Un momento di cambiamento è quello che gli psicologi comportamentali sostengono essere più adatto per proporre il cambio di abitudini, che più che mai connotano le scelte di mobilità e di trasporto delle persone. Per questo anche una piccola indagine sugli impatti ambientali della mobilità ridotta nel periodo di emergenza può rappresentare l’occasione per riflettere sulle scelte personali di mobilità.
LA NORMA
Il Decreto Rilancio1 ha tra le misure previste rafforzato il ruolo di una figura che ha un ruolo specifico nella mobilità sostenibile: il mobility manager, il quale si occupa di facilitare le scelte di mobilità consapevoli dei dipendenti. La norma infatti stabilisce l’adozione da parte di imprese e amministrazioni di un piano degli spostamenti casa lavoro con il supporto e la collaborazione del mobility manager, il quale si occupa anche di promuovere l’attuazione di interventi di mobilità sostenibile. E’ in corso attualmente la fase di conversione in legge che potrebbe recepire eventuali emendamenti.
La figura del responsabile della mobilità aziendale è presente nel nostro panorama dalla metà degli anni 90, introdotta per l’emergenza smog dell’epoca (ancora irrisolta in vaste aree del nostro paese) e che di recente è stata rilanciata a livello normativo dopo l’emergenza post COVID19.
E’ bene riprendere brevemente la storia di questa figura.
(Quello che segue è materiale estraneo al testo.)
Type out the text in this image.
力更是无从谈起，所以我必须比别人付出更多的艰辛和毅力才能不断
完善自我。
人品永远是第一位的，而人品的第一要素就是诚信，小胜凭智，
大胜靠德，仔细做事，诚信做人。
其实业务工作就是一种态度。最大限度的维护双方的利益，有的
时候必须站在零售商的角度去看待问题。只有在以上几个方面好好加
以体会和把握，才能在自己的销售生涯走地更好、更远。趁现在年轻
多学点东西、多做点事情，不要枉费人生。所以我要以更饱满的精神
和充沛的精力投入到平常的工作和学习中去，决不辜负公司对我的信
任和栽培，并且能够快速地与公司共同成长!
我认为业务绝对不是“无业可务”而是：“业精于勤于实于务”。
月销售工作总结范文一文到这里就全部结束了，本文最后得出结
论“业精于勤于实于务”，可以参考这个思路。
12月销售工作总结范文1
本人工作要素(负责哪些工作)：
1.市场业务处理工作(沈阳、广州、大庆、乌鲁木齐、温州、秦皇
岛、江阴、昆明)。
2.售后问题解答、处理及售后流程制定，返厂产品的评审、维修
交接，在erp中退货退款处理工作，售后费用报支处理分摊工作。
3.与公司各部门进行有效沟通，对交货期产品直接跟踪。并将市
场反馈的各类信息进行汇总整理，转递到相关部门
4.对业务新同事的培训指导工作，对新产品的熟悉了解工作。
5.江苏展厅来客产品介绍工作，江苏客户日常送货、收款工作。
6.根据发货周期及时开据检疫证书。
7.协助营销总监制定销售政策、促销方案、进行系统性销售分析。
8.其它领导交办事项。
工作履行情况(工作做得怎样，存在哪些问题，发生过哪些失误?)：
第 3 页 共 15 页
Il ministro dell’epoca, Ronchi, stabilì nel 1998 che ogni organizzazione con più di 800 dipendenti, o con unità operative superiori ai 300 dipendenti, dovesse individuare un responsabile della mobilità aziendale. Il decreto introduceva anche la figura del mobility manager d’area che avrebbe avuto un ruolo − presso i comuni, le provincie e le regioni − di promozione, di formazione e di coordinamento tra le aziende e amministrazioni pubbliche.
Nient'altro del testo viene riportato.